Physical contact includes simple things like hand-to-hand contact and actual physical examination of the patient. True, there are limitations as to what can be achieved by using your five senses, what with high-fangled scans and sophisticated devices being able to get to the root of the problem with hardly any sweat being raised.
My contention is that the physical examination is an important ritual in establishing a good patient-doctor relationship. This ritual sets the stage by which the person being examined transforms his role to that of a patient and also, places his trust in the hands of the doctor examining him.
And just in case you think rituals are not important, we might as well have not had the Presidential swearing-in ceremony for heads of state!
“To cure sometimes, to relieve often, to comfort always”
-ascribed to Hippocrates (Greek physician, 460-370 BC)

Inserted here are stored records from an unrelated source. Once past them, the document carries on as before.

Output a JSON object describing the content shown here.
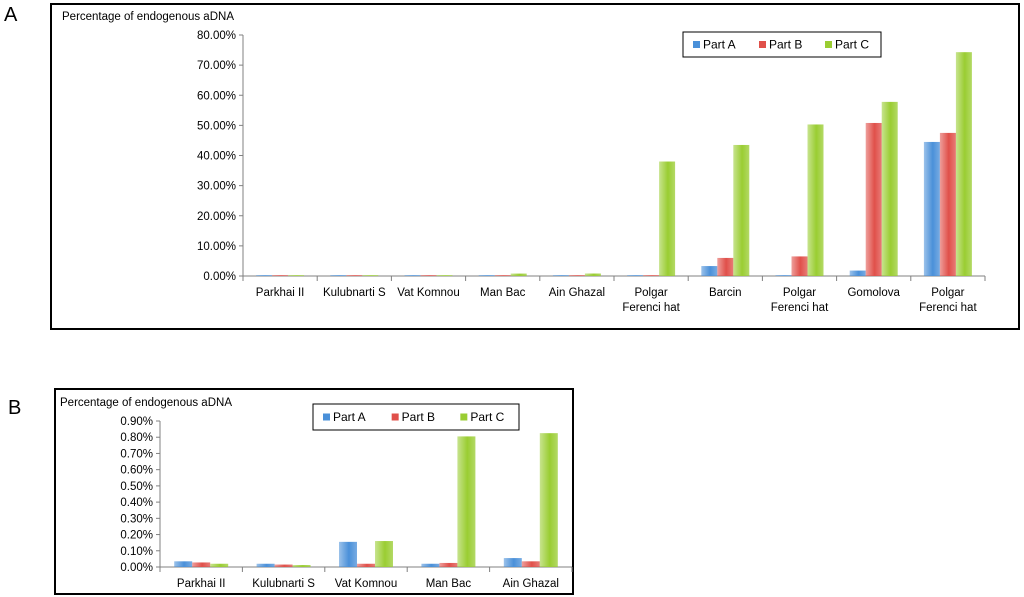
{
  "panels": {
    "a": {
      "letter": "A"
    },
    "b": {
      "letter": "B"
    }
  },
  "colors": {
    "part_a": "#4a90d9",
    "part_b": "#e0504a",
    "part_c": "#9acd32",
    "axis": "#808080",
    "frame": "#000000"
  },
  "chart_data": [
    {
      "type": "bar",
      "ylabel": "Percentage of endogenous aDNA",
      "categories": [
        "Parkhai II",
        "Kulubnarti S",
        "Vat Komnou",
        "Man Bac",
        "Ain Ghazal",
        "Polgar\nFerenci hat",
        "Barcin",
        "Polgar\nFerenci hat",
        "Gomolova",
        "Polgar\nFerenci hat"
      ],
      "ylim": [
        0,
        80
      ],
      "yticks": [
        "0.00%",
        "10.00%",
        "20.00%",
        "30.00%",
        "40.00%",
        "50.00%",
        "60.00%",
        "70.00%",
        "80.00%"
      ],
      "legend_position": "top-right",
      "series": [
        {
          "name": "Part A",
          "values": [
            0.04,
            0.02,
            0.16,
            0.02,
            0.05,
            0.1,
            3.3,
            0.1,
            1.8,
            44.5
          ]
        },
        {
          "name": "Part B",
          "values": [
            0.03,
            0.015,
            0.02,
            0.02,
            0.03,
            0.2,
            6.0,
            6.5,
            50.8,
            47.5
          ]
        },
        {
          "name": "Part C",
          "values": [
            0.02,
            0.01,
            0.16,
            0.8,
            0.82,
            38.0,
            43.5,
            50.3,
            57.8,
            74.3
          ]
        }
      ]
    },
    {
      "type": "bar",
      "ylabel": "Percentage of endogenous aDNA",
      "categories": [
        "Parkhai II",
        "Kulubnarti S",
        "Vat Komnou",
        "Man Bac",
        "Ain Ghazal"
      ],
      "ylim": [
        0,
        0.9
      ],
      "yticks": [
        "0.00%",
        "0.10%",
        "0.20%",
        "0.30%",
        "0.40%",
        "0.50%",
        "0.60%",
        "0.70%",
        "0.80%",
        "0.90%"
      ],
      "legend_position": "top-center",
      "series": [
        {
          "name": "Part A",
          "values": [
            0.035,
            0.02,
            0.155,
            0.02,
            0.055
          ]
        },
        {
          "name": "Part B",
          "values": [
            0.028,
            0.015,
            0.02,
            0.025,
            0.035
          ]
        },
        {
          "name": "Part C",
          "values": [
            0.02,
            0.012,
            0.16,
            0.805,
            0.825
          ]
        }
      ]
    }
  ]
}
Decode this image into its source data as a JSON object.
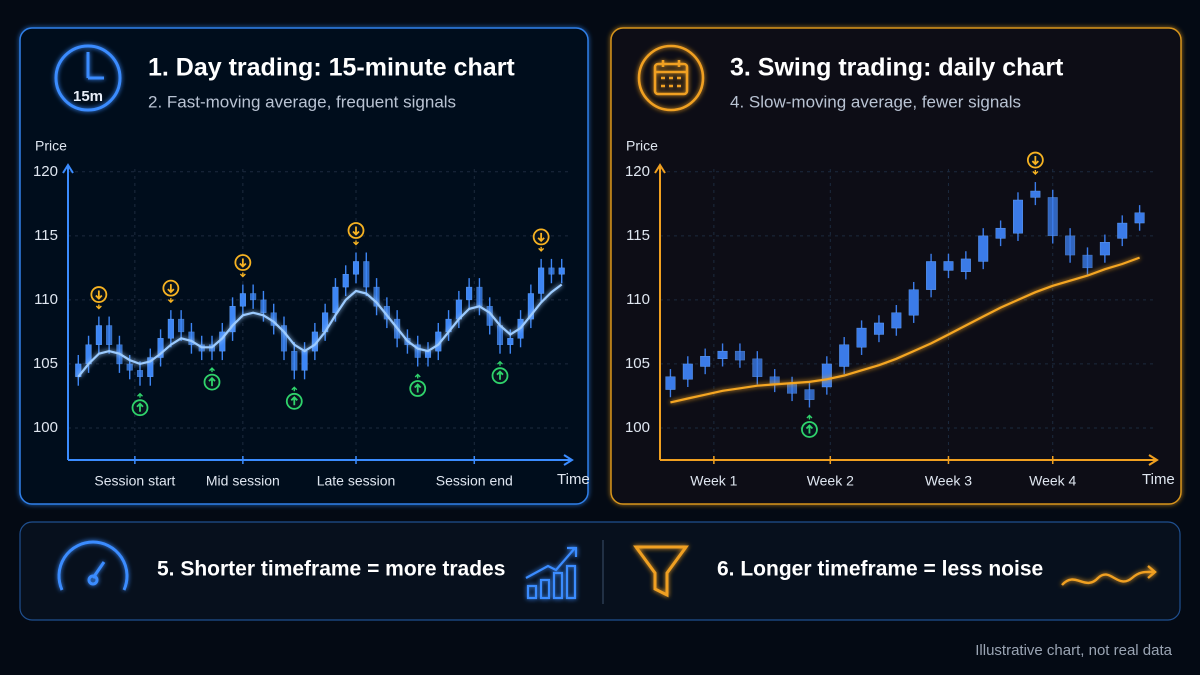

As a medical student this message would have been drummed in countless times; and, as a young doctor, one will realise that permanent eradication of illness is not always possible and that many diseases cannot be cured. One needs to not just administer pain-killers but also to devote time to understand the patient’s agenda despite a busy work schedule, offer empathy and, most important, seeing the patient as a human being, not just an object to operate on or to inject drugs in.
When treatment has failed to cure and patients are about to die, many doctors and nurses feel they have failed and give up their hands in despair. Don’t forget that that the dying patient still requires another form of treatment – palliative care.